Flush the rad with the right products then reverse flush it with a pressure hose in the bottom connection to shift anything that may be blocking the core. When you say green coolant, a high concentration of antifreeze or using waterless coolant reduces cooling efficiency.
^^^^ This as most of the radiator shops that rodded then out are gone. Rust and scale build up inside the tubes. If it is not leaking, I would take it off and lay it flat, fill it up with a flush solution, let it soak for a few hours, and then flush it upside down. What is there to lose?
It's the rad, It works fine, cools still, just heats up at a stop faster than it has in the past. Yes, there is gunk in it, the electric fan will keep it from overheating, it's just time for some much needed maintenance. No, I haven't flushed it, that'll happen soon as the winter warms a bit, was just looking for opinions.
As said use a production flush product. I have used white vinegar with lots of success. Drain and fill with vinegar and drive it for a few days or a week. Flush with lots of water.

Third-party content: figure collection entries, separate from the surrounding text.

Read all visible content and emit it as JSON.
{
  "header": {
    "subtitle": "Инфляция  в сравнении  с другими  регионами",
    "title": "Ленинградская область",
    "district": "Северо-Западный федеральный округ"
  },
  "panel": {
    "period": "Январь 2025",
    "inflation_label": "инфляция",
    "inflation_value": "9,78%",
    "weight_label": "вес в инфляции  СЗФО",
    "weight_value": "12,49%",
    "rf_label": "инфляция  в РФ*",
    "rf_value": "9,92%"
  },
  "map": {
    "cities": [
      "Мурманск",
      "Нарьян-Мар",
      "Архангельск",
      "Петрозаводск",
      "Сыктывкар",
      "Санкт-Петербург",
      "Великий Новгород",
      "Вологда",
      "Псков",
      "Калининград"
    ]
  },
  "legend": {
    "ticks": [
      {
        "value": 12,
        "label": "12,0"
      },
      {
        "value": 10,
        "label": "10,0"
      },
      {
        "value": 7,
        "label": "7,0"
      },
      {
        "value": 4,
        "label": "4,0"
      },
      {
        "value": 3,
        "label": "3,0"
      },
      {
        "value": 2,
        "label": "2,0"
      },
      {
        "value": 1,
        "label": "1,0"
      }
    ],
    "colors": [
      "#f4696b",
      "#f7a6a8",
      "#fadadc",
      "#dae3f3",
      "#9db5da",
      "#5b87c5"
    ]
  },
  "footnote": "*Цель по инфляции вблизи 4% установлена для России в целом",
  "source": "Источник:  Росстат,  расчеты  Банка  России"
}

Lots of threads on this topic.
Having been instructed on radiator repair years ago, it is suprising how little gunk it takes to seal off a tube. I was taught to take off the tank with the least amount of attachments and run the rod through each tube. They will only be blocked at one end. Our shop had factory made hot tank, flow bench and repair station with a dunking tank. You could use the flow bench to back flush a radiator that wasn't too bad. I certainly would try one of the flush products since your radiator doesn't sound too bad.
Take it out and start with a hose on the bottom first. I’d make a PVC plug I could seal to your fittings. If you can use a 90* on/off that best. Blast it from both directions. See how much junk will come out. Then soak it in a cement mixing tub with a vibrating sander attached on the side…You won’t believe how good that works with a product for radiator cleaning like said above. Then using the sealed hose device back and forward flush it. Keep looking inside… it will take time but it’s well worth it. We do this on our circle track radiator every off season. When refilling only use distilled water for your mixing…
A complete system flush has advantages over just cleaning the radiator...... Scale, rust, crap builds up in the block and heads as well as the radiator. I'm always kind of nervous when I flush a system ('cause I can't see/monitor what's going on inside the system), but I think it's the best way. Just be sure to neutralize, neutralize, flush, flush.... Good luck!
Have you checked this place out? Radiator Repair in Langley - Fraser Valley Radiators It appears from their website they're capable of rodding a radiator out....
I don't know if the machines are still in use but back in my mechanicing days i used a "Power Flush" machine that worked along with a radiator flush chemical and did pretty well. The machine had a pump that sent a pulsating pressure through the cooling system. It used one of those Tees that went in one of the heater hoses.
Yep, I cleaned some nasty crap out of the block on one of mine doing the flush. Doing just the radiator is only a part of the system.
The local MayTag dealer used to carry a caustic solution for cleaning dishwashers. I used it for cleaning out fuel tanks. It did a great job of removing all the crud, rust, etc. If you could circulate that while running the engine, I bet it would clean everything out. If the radiator is removed, you would have to devise a way to circulate the mixture. It came with warnings not to breathe in the fumes.